Dell Technologies’ specialised program for secondary school students, Dell Student TechCrew, is experiencing growth in the Australia and New Zealand (A/NZ) region following success in other countries.
Dell Student TechCrew is an initiative designed to promote future career skills and learning through Dell’s technical certification program and practical, hands-on experience as students help their peers and school staff members with technology issues.
The initiative is designed to enable students to be their school’s own IT support, arming them with access to technology skills and training for future tech jobs, while also providing the school a valuable resource at no additional cost.
Dell Technologies has successfully run this initiative around the globe, and The Cathedral College, located in Central Queensland, is one of the first A/NZ schools to participate.
The Cathedral College students have officially completed the first year of the program, and are now gearing up to train the next ‘class’ of Student TechCrew participants and help them obtain their Dell TechDirect Certification, an industry qualification that IT professionals use to manage their devices.
Principal of the Catholic co-educational Boarding College, Rob Alexander, says to be chosen by global leaders Dell Technologies to be the first school in Australia to deliver its Student TechCrew program is a great honour.
“We’re thrilled as this will give our students from a broad range of backgrounds a leading-edge advantage they can share with their peers.”
“Our Dell Student TechCrew have the opportunity to drive a world class program gaining industry qualifications that will equip them with the skills they need to flourish in the IT industry whilst assisting their peers with IT support,” he says.
Will, a student at The Cathedral College, says the highlight of the program is the career pathways it breaks open for students.
He comments, “The qualifications we receive give us a clear advantage in the STEM field for study and work beyond school. To see passionate people through the virtual field studies who love their work in IT makes this career very appealing and opens your eyes to what may be possible.”
“The Dell Student TechCrew program has given me a tremendous sense of empowerment and independence that I don’t need to rely on others,” adds Maridon, a Year 12 student and the only female of the program.
Aaron Nunn, ICT Director at The Cathedral College, says to be the first school outside of North America to join the Student TechCrew program is a privilege and a wonderful opportunity for the school community.
Nunn says, “From the industry qualifications, to the hands-on practical, to the valuable soft skills and insights, our students have enthusiastically embraced the program and are eager to broaden their future career pathways.”
The program features a ‘train the trainer’ model, where Dell Technologies train educators or non-profit partners on how to deliver the TechDirect certification which has been adapted to meet the needs of high school students.

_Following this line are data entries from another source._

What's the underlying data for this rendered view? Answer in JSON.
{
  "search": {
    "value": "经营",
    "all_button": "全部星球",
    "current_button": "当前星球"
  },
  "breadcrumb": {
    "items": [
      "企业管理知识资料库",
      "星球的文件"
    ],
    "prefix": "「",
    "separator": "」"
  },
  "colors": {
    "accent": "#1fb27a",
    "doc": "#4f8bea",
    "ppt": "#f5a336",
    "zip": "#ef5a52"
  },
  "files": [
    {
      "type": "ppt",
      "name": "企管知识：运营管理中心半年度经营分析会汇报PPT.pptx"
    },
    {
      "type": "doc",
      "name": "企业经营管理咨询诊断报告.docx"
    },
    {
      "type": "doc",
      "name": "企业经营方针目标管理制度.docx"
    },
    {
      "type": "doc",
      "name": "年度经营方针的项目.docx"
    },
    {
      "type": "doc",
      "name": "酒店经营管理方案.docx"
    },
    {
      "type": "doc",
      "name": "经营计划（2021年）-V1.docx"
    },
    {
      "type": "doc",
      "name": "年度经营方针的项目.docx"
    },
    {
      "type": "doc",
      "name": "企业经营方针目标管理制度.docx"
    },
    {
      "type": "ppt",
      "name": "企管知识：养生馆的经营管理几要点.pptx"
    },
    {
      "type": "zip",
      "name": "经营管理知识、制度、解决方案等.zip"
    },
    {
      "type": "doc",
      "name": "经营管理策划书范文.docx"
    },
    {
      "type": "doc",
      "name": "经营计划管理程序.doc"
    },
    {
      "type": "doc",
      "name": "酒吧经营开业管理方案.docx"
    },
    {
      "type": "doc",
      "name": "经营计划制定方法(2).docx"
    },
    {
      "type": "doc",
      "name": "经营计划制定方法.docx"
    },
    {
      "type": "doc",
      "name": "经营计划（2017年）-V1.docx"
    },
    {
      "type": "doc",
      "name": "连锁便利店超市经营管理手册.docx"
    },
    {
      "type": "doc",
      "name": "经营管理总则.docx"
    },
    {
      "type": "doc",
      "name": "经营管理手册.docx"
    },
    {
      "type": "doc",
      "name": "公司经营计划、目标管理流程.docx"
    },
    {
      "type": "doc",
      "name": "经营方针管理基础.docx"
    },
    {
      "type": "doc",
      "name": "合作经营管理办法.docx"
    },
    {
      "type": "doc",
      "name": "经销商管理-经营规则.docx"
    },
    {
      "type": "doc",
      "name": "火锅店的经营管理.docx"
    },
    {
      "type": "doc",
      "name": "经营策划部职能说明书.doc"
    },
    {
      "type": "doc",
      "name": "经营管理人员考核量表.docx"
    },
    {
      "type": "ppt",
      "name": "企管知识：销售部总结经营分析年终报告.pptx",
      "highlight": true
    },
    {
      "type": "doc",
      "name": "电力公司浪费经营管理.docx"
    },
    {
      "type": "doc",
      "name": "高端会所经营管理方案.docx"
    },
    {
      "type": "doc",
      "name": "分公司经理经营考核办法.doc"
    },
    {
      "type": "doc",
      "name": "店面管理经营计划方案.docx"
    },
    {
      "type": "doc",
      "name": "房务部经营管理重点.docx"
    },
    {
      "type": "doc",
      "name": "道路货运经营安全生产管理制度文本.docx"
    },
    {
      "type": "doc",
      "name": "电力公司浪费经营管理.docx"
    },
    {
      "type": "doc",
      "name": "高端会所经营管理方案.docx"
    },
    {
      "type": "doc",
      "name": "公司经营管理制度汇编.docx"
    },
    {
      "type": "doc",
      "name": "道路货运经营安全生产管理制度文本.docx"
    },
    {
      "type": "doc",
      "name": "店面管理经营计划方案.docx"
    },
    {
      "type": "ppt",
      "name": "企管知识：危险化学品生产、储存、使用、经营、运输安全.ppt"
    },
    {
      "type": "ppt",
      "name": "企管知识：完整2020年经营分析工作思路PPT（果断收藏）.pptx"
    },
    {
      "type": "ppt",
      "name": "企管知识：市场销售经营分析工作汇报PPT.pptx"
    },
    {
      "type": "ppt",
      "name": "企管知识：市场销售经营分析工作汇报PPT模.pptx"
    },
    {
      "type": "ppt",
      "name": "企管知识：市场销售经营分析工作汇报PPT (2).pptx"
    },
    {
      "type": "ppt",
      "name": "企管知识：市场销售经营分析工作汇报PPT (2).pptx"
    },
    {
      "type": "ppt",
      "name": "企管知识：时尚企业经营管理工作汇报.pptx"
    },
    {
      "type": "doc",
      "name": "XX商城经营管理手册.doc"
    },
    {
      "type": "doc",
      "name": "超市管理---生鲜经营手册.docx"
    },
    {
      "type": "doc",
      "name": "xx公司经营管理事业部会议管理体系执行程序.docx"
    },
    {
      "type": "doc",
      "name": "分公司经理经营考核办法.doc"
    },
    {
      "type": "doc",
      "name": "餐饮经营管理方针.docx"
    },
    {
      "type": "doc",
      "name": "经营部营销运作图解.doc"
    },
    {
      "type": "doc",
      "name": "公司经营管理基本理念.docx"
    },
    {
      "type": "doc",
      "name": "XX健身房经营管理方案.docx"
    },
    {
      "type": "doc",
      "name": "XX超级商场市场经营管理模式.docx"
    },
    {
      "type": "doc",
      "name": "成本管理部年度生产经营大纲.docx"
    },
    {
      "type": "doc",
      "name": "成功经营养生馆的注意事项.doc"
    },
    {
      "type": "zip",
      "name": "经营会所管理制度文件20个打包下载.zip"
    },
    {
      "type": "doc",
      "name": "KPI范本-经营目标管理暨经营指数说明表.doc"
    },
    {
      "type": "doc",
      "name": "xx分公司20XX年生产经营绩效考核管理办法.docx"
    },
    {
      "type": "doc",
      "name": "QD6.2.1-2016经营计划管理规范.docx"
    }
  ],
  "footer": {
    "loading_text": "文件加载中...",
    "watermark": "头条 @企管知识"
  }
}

Using the Conrad Design Method developed by the Conrad Foundation, a non-profit organisation and Dell Technologies strategic giving partner, the program equips students with future career skills such a problem solving, entrepreneurism and innovative thinking.
Students are also invited to participate in the Conrad Challenge, where teams compete to develop innovation solutions to global challenges.
Based on feedback from the initial pilot program, from April this year, TechCrew has introduced on-demand training for the schools and a live monthly Q&A session for teachers. In June, step-by-step lesson plans will be made available for the participating schools.
Angela Fox, senior vice president and managing director, Dell Technologies A/NZ, says it’s only a matter of time before programs like Student TechCrew become widespread.
Fox says, “When you reflect on the skills shortage facing the technology industry, as well as the hybrid learning education models that have become more pervasive, programs like this play a pivotal role in equipping students with the tools they need for the future.
“These student-led helpdesks give these young people an opportunity to gain insights and experience in our industry. It empowers them to be comfortable around technology, inspiring them to study IT at a tertiary level that ultimately nurtures the next generation of IT professionals.”
Three local schools have participated in the program over the past year, with another six throughout A/NZ signed up to take part in 2022. The schools, which are located across New South Wales, Queensland and Victoria, will provide their students with the career-readiness skills and certifications to help them thrive in the IT sector after leaving school, Dell states.